Like many musicians who have had a 45 year career, he's done just about everything, including now the seemingly mandatory album of duets with other musicians from other genres - that album is Possibilities, and it's better than you will expect. It has duets with such artists as Annie Lennox, Christina Aguilera, John Mayer, Sting, Paul Simon and Santana. It's a pretty good listen.
More recently he did an album of songs by Joni Mitchell, called River. In interesting side note: Hancock reports that when he first played with Mitchell, several years ago, he was surprised by how easily the jazz genre came to her. She told him that she originally wanted to be a jazz musician, but decided to pursue the folkish route we are familiar with today.
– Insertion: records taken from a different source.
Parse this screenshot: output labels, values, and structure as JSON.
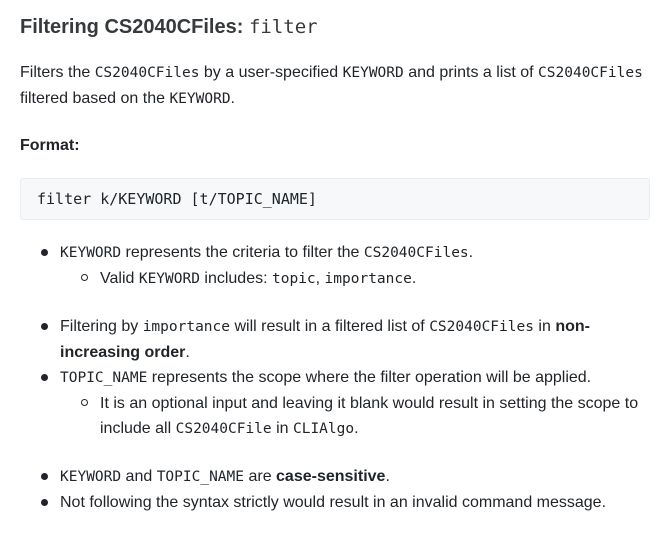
{
  "heading": {
    "prefix": "Filtering CS2040CFiles: ",
    "command": "filter"
  },
  "description": {
    "t1": "Filters the ",
    "c1": "CS2040CFiles",
    "t2": " by a user-specified ",
    "c2": "KEYWORD",
    "t3": " and prints a list of ",
    "c3": "CS2040CFiles",
    "t4": " filtered based on the ",
    "c4": "KEYWORD",
    "t5": "."
  },
  "format_label": "Format:",
  "format_code": "filter k/KEYWORD [t/TOPIC_NAME]",
  "bullets": {
    "b1": {
      "c1": "KEYWORD",
      "t1": " represents the criteria to filter the ",
      "c2": "CS2040CFiles",
      "t2": ".",
      "sub": {
        "t1": "Valid ",
        "c1": "KEYWORD",
        "t2": " includes: ",
        "c2": "topic",
        "t3": ", ",
        "c3": "importance",
        "t4": "."
      }
    },
    "b2": {
      "t1": "Filtering by ",
      "c1": "importance",
      "t2": " will result in a filtered list of ",
      "c2": "CS2040CFiles",
      "t3": " in ",
      "bold": "non-increasing order",
      "t4": "."
    },
    "b3": {
      "c1": "TOPIC_NAME",
      "t1": " represents the scope where the filter operation will be applied.",
      "sub": {
        "t1": "It is an optional input and leaving it blank would result in setting the scope to include all ",
        "c1": "CS2040CFile",
        "t2": " in ",
        "c2": "CLIAlgo",
        "t3": "."
      }
    },
    "b4": {
      "c1": "KEYWORD",
      "t1": " and ",
      "c2": "TOPIC_NAME",
      "t2": " are ",
      "bold": "case-sensitive",
      "t3": "."
    },
    "b5": {
      "t1": "Not following the syntax strictly would result in an invalid command message."
    }
  }
}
She said she felt like it would be a better outlet for her lyrical writing. Seems like a pretty good choice. Although I have not listened to the album, critics like it.
I wanted to highlight a specific album though: Head Hunters. It was released in 1973, and was labeled as "fusion" by the critics and reviewers, at term hated by die-hard jazz musicians, even today. One critic was particularly harsh, and wrote a bad review of the album shortly after it was released. 25 years later Hancock ran into that critic backstage at another event, and the critic apologized, saying, "I was wrong about that album." Hancock's response was simply, "I know."
One track I wanted to draw some attention to is Watermelon Man. This tune, in its original form was first released on Maiden Voyage, in 1965. It became a classic for its simplicity and memorable melody (something for which Hancock has become famous over the years). It's a standard learned by all young jazz players who begin to learn about latin rhythms. I've played it myself many times. One of the four tracks on Head Hunters is a new version of Watermelon Man. It's rhythms are bent and twisted into a new form, and the song still retains its original integrity as a standalone song. it is said that if a song can be interpreted in many different styles, it is a fundamentally good bit of writing. (This is something for which Sting has also become known for.) Anyway, that song is worth the price of the album and is a fun listen, even if you aren't familiar with its original incarnation.